Gayuh Tri Pinjungwati12 Apr 2021, 18:15 WIB
Diperbarui 12 Apr 2021, 18:15 WIB
single

Fimela.com, Jakarta Kemajuan pesat media sosial telah membentuk media yang sama sekali baru untuk interaksi manusia. Meskipun keuntungan utama dari media sosial tidak dapat disangkal, platform dan internet, secara umum, dapat menjadi pedang bermata dua. Potensi kelemahan media sosial dan bagaimana hal itu terkadang dapat mengganggu pikiran, kesehatan, dan kesejahteraan kita telah menarik perhatian, terutama di generasi muda. Penerimaan media sosial sebagai media komunikasi bagi kaum muda perlu dikaji dengan hati-hati, karena hal itu mungkin akan memainkan peran yang lebih berbahaya daripada yang kita duga.

Bagaimana media sosial dapat berkomunikasi untuk menciptakan FOMO?

Penelitian menunjukkan bahwa media sosial dapat meningkatkan perasaan cemas, depresi, dan isolasi dengan menyebabkan seseorang mengalami FOMO atau takut ketinggalan berita. Perlunya memerangi ketidakpastian emosional dari ini adalah karena kita membandingkan di balik layar dengan rekaman sorotan semua orang.

Ketika kebanyakan orang cenderung membagikan unggahan media sosial, mereka secara alami membagikan hal-hal yang membuatnya tampak seperti menjalani kehidupan terbaik mereka. Mereka berbagi foto dan video berpesta dengan teman-teman, makan di restoran mewah, atau melakukan hal-hal menarik seperti jalan-jalan. Dan inilah alasan utama di balik pembuatan FOMO pada orang lain, yang merasa hidupnya tidak pernah bisa dibandingkan dengan semua hal positif yang mereka lihat dilakukan orang lain di dunia maya.

Informasi dan rambu yang tersaring menyebabkan keresahan emosional, orang secara alami ingin membuat diri mereka terlihat baik di mata orang lain. Internet memberi mereka kesempatan untuk menyaring informasi apa yang mereka ingin orang lain lihat sampai tingkat yang belum pernah kita lakukan sebelumnya.
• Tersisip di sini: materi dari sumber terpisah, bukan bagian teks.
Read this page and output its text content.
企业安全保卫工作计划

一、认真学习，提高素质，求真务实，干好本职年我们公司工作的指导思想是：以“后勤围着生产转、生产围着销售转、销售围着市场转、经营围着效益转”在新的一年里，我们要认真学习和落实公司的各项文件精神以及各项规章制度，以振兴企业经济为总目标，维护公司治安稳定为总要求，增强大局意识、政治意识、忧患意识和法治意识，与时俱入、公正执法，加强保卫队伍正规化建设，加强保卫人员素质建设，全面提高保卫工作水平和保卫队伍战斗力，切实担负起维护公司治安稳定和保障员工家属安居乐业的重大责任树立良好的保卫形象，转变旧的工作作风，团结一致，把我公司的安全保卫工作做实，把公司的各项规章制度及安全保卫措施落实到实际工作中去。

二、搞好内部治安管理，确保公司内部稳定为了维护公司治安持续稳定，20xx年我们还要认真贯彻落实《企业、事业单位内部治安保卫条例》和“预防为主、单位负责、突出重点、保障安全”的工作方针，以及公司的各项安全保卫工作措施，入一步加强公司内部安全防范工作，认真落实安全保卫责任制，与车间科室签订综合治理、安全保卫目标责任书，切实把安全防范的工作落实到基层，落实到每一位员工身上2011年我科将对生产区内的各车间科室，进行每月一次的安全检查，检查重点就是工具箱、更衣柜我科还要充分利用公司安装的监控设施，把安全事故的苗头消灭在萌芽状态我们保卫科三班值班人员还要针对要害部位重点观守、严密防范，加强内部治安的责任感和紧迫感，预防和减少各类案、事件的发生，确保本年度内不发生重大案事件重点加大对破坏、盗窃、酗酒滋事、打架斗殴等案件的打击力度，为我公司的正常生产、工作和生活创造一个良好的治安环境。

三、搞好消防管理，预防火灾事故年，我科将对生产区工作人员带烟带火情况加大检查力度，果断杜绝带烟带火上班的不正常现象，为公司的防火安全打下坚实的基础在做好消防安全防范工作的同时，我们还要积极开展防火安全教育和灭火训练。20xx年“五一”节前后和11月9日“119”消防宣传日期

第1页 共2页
Media virtual ini dapat memberikan gambaran yang salah tentang persepsi kita tentang kehidupan orang-orang. Ini berarti kita hanya bisa melihat semua sorotan positif yang terjadi dalam kehidupan orang, tetapi kita jarang melihat hal-hal biasa di balik layar seperti pergi bekerja, melakukan tugas sehari-hari, atau mengalami hari-hari traumatis.

FOMO Syndrome Membuat Penderitanya Membandingkan Diri dengan Orang Lain

Fomo
Ilustrasi/copyrightshutterstock/BonNontawat

Karenanya, saat kita mencoba menilai kehidupan orang berdasarkan media sosial, kita hanya mendapatkan sedikit cuplikan dari siapa mereka. Salah satu contoh terbaik dari ini adalah saat mengambil foto narsis. Kebanyakan orang hanya akan membagikan gambar diri mereka sendiri yang membuatnya terlihat sangat menarik, meskipun hanya memilih sudut, pencahayaan, atau ekspresi wajah yang sesuai.

Platform virtual ini juga dapat dikaitkan dengan citra tubuh negatif diri sendiri, terutama pada remaja putri yang selalu membandingkan diri dengan gambar perempuan menarik lainnya. Hal ini dapat mengarah pada perbandingan sosial yang merupakan salah satu pembunuh utama kesejahteraan mental kita.

Tingkat Keterpaksaan Meningkat

Dorongan terus-menerus untuk memeriksa media sosial seseorang mungkin terkait dengan kepuasan langsung dan produksi dopamin. Keinginan untuk  hits, bersama dengan ketidakmampuan untuk mendapatkan kepuasan segera, dapat mendorong pengguna untuk terus menyegarkan umpan media sosial mereka. Apa yang berbahaya tentang penggunaan obsesif ini adalah, jika pengguna gagal mengalami kepuasan, mereka mungkin menginternalisasi keyakinan bahwa ini karena tidak populer atau tidak lucu. Menyegarkan halaman dengan harapan menyaksikan bahwa orang lain telah menikmati kiriman tersebut, sehingga memfasilitasi untuk mencapai validasi pribadi.

 Sangat penting untuk memahami apakah penggunaan media sosial membantu kesehatan mental atau menyakiti kondisi pikiran emosionalmu. Internet hanyalah sebuah alat, oleh karena itu, perlu digunakan dengan cara yang sehat untuk membantu menjalankan fungsi yang positif.